Apply Definition 3 of Behavioural Intention in SCIMs:
\[ \Gamma(M)\neq \Gamma(M_{O_\pi\mid \mathcal W}) \;\;\Rightarrow\;\; O \text{ was intended}. \]
Research question: Can we empirically detect when an AI (or the human–AI composite) is pursuing preference manipulation as an intended goal?
4.4 Project 4: Robust human–AI agency maps
Goal: Address coarse-graining and limited interventions.
Methodological focus:
- Use mSCM marginalisation/merging procedures to collapse multiple human micro-actions into interpretable “decision” nodes.
 - Develop statistical relaxations of structural mechanism interventions that work with finite, noisy human data (building on Dezfouli’s cross-validated RNN modelling).
 - Explore interventional MEG to separate true from spurious goals under distributional shift.
 
Research question: What experimental levers suffice to reliably distinguish agentic vs. non-agentic loci in mixed human–AI systems?
5 Expected contributions
- Unified methodology. A pipeline: data → surrogate human policy models → causal discovery (agency maps) → MEG measurement → intention probes.
 - Theory extensions. Formal results on agency discovery under partial interventions; statistical versions of intention tests; integration of surrogate models into mSCM frameworks.
 - Safety relevance. Demonstrate (or falsify) empirical detection of preference manipulation in human–AI systems, enabling “agency audits” for recommender systems and future AI assistants.

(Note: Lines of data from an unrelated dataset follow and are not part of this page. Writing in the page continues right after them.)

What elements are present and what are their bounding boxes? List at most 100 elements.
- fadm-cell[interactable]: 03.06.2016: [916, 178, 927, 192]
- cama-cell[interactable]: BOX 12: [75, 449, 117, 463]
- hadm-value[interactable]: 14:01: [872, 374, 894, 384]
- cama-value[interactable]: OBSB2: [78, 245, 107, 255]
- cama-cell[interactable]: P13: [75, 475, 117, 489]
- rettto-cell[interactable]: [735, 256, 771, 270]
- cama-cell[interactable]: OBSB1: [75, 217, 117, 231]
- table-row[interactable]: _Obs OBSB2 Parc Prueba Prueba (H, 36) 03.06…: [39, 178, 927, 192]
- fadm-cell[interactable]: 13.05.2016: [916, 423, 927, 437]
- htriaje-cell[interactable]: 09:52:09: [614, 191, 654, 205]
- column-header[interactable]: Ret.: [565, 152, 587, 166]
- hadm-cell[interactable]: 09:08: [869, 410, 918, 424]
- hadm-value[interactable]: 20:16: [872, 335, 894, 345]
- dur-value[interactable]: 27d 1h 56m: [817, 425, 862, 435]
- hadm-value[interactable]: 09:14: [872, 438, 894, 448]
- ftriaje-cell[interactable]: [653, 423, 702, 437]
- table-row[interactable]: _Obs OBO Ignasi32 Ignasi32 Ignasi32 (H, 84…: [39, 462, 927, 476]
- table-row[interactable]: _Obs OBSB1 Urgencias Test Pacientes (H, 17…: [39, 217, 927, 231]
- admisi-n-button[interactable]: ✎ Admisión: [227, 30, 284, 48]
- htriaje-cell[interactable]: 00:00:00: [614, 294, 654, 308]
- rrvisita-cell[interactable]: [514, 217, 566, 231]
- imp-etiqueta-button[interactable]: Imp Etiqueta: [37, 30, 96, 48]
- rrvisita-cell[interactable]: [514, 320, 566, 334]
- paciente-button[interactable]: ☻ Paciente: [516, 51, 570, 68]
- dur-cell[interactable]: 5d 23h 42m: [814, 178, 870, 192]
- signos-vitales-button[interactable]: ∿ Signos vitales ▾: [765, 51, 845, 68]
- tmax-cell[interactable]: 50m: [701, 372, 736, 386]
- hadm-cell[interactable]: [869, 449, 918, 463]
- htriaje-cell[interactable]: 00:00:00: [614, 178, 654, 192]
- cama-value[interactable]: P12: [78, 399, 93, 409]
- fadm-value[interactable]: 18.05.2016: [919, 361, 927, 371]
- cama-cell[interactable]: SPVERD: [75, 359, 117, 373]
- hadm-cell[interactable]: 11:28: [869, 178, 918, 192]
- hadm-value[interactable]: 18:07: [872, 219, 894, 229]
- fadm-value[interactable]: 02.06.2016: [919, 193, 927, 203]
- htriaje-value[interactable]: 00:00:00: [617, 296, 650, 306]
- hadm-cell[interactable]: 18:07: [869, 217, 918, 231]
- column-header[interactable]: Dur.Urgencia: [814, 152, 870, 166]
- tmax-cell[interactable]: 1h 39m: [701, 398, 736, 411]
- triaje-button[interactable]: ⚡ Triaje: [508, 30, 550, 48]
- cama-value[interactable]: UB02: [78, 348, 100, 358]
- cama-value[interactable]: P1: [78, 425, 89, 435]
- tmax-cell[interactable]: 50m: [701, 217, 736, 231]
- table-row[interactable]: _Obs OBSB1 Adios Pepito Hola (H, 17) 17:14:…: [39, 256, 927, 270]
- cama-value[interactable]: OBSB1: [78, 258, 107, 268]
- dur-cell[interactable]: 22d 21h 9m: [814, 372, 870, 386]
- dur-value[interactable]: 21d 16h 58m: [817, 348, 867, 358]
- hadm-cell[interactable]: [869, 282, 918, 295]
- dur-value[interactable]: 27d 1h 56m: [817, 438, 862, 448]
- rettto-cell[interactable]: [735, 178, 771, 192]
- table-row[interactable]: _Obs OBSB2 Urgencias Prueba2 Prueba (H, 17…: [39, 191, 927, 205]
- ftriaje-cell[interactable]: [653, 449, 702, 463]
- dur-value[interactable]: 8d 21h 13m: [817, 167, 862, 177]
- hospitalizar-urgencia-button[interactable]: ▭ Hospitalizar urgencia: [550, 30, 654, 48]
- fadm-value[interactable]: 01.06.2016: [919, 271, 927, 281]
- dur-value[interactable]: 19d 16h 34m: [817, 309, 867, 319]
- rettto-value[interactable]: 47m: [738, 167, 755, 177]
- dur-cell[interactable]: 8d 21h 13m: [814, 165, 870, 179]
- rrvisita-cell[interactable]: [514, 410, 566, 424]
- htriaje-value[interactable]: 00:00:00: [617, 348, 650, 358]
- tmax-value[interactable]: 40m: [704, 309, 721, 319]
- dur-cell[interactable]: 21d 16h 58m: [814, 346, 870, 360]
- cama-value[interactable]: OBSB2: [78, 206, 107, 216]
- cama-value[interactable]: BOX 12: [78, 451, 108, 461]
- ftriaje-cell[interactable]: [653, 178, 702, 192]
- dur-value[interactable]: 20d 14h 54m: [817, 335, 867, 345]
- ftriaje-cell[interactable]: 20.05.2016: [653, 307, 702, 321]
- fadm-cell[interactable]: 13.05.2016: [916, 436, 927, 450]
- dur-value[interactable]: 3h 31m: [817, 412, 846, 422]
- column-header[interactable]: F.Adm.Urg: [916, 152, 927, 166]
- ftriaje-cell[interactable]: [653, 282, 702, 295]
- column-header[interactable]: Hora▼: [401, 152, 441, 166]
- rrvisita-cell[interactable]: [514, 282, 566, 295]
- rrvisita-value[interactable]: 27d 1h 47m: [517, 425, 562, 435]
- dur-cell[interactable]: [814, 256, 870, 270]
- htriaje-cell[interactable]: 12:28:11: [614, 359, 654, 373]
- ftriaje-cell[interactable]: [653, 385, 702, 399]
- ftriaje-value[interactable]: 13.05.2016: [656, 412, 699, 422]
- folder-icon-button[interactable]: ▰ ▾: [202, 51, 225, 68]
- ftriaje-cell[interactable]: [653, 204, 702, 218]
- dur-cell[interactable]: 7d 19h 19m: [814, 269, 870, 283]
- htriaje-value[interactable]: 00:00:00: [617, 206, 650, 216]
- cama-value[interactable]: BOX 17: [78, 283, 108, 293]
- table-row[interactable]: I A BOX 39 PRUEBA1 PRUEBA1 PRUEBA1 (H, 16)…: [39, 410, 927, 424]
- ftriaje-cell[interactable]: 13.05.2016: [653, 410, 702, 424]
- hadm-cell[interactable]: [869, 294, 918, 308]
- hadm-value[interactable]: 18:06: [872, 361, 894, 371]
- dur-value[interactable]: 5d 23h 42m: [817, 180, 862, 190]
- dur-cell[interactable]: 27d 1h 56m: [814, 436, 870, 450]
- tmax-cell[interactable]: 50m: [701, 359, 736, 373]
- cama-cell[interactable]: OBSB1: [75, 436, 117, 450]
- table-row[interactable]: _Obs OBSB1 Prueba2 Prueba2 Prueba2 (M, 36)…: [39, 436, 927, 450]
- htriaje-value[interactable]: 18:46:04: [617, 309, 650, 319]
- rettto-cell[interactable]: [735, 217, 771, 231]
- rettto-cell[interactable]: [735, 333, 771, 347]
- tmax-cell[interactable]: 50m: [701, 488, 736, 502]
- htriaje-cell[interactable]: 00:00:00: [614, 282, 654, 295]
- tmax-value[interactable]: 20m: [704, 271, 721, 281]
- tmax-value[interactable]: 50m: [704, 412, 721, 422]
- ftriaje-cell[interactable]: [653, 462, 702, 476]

 - Open resources. Code, reproducible tasks, and benchmark datasets for community use.
 
This positions the project as a first-step theoretical & methodological research programme: grounded in formal causal/game-theoretic definitions of agency and intent, combined with data-driven models of human learning. It directly addresses open theoretical questions and yields deployable evaluation methods for AI safety.